We are in the process of moving our k8s environment from CentOS 7 to RHEL 8.8 hosts — which means the version of pretty much everything involved is being updated. All of the pods that use images from an internal registry fail to load. At first, we were thinking DNS resolution … but the test pods we spun up all resolved names appropriately.
2023-09-13 13:48:34 [root@k8s ~/]# kubectl describe pod data-sync-app-deployment-78d58f7cd4-4mlsb -n streams Events: Type Reason Age From Message ---- ------ ---- ---- ------- Normal Scheduled 15m default-scheduler Successfully assigned kstreams/data-sync-app-deployment-78d58f7cd4-4mlsb to ltrkarkvm1593-uos Normal Pulled 15m kubelet Container image "docker.elastic.co/beats/filebeat:7.9.1" already present on machine Normal Created 15m kubelet Created container filebeat Normal Started 15m kubelet Started container filebeat Normal BackOff 15m (x3 over 15m) kubelet Back-off pulling image "imageregistry.example.net:5000/myapp/app_uat" Warning Failed 15m (x3 over 15m) kubelet Error: ImagePullBackOff Normal Pulling 14m (x3 over 15m) kubelet Pulling image "imageregistry.example.net:5000/myapp/app_uat" Warning Failed 14m (x3 over 15m) kubelet Failed to pull image "imageregistry.example.net:5000/myapp/app_uat": rpc error: code = Unknown desc = failed to pull and unpack image "imageregistry.example.net:5000/myapp/app_uat:latest": failed to resolve reference "imageregistry.example.net:5000/npm/app_uat:latest": get registry endpoints: parse endpoint url: parse " http://imageregistry.example.net:5000": first path segment in URL cannot contain colon Warning Failed 14m (x3 over 15m) kubelet Error: ErrImagePull Warning DNSConfigForming 31s (x73 over 15m) kubelet Search Line limits were exceeded, some search paths have been omitted, the applied search line is: kstreams.s vc.cluster.local svc.cluster.local cluster.local mgmt.windstream.net dsys.windstream.net dnoc.windstream.net
I have found “first path segment in URL cannot contain colon” in reference to Go — and some previous versions at that.
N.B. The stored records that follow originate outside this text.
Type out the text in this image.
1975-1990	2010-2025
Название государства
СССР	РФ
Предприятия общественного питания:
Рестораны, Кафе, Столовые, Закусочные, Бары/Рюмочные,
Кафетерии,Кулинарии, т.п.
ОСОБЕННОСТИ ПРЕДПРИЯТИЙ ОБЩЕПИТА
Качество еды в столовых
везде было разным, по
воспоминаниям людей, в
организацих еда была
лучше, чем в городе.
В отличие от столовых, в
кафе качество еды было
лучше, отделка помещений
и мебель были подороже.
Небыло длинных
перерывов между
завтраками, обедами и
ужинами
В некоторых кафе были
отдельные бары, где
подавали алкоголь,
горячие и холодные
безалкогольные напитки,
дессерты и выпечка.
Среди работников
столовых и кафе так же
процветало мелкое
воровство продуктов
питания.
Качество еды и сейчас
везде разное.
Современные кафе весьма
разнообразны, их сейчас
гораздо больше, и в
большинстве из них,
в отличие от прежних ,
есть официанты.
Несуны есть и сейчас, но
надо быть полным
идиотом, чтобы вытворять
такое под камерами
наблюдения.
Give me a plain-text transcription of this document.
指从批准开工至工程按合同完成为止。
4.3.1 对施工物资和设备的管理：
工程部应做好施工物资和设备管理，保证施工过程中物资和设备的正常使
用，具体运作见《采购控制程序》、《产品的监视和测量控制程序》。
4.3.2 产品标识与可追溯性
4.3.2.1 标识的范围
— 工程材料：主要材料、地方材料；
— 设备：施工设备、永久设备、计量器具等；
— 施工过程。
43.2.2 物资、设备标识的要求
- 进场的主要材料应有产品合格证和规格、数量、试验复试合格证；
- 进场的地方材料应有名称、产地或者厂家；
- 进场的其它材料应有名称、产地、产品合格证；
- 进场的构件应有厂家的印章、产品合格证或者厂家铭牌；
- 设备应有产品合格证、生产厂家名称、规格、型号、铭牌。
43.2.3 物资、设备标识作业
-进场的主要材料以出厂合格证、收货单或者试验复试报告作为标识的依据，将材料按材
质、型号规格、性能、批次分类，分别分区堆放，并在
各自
There were all sorts of suggestions for working around the issue — escaping the colon, starting with “//”, adding single or double quotes around the string, downgrading to a version of Go not impacted by the problem. Nothing worked.
A few hours with no progress, I thought some time investigating “how can I work around this?” was in order. Kubernetes is using containerd … so it should be feasible to pre-stage the image in containerd and then set our imagePullPolicy values to IfNotPresent or Never
To pre-seed the images in containerd so that they are available for kubernetes run:
ctr -n=k8s.io image pull -u $REGISTRYUSER:$REGISTRYPASSWORD --plain-http imageregistry.example.net:5000/myapp/app_uat:latest
This must be run on every k8s worker in the environment — if a pod tries to spin up on server2 but you’ve only seeded the image file on server1 … the pod will fail to load. We need to update this staged image every time we make changes to the application. Better than not using the new servers, so that’ll just be the process for a while.
Ultimately, the problem ended up being that a few of the workers had a leading space in the TOML file for the repo — how that got there, I have no idea. But once there was no longer extraneous white-space, we could deploy the pods without issue. Now that it’s working “as designed”, we deleted the pre-seeded image using:
ctr -n=k8s.io images rm ImageNameHere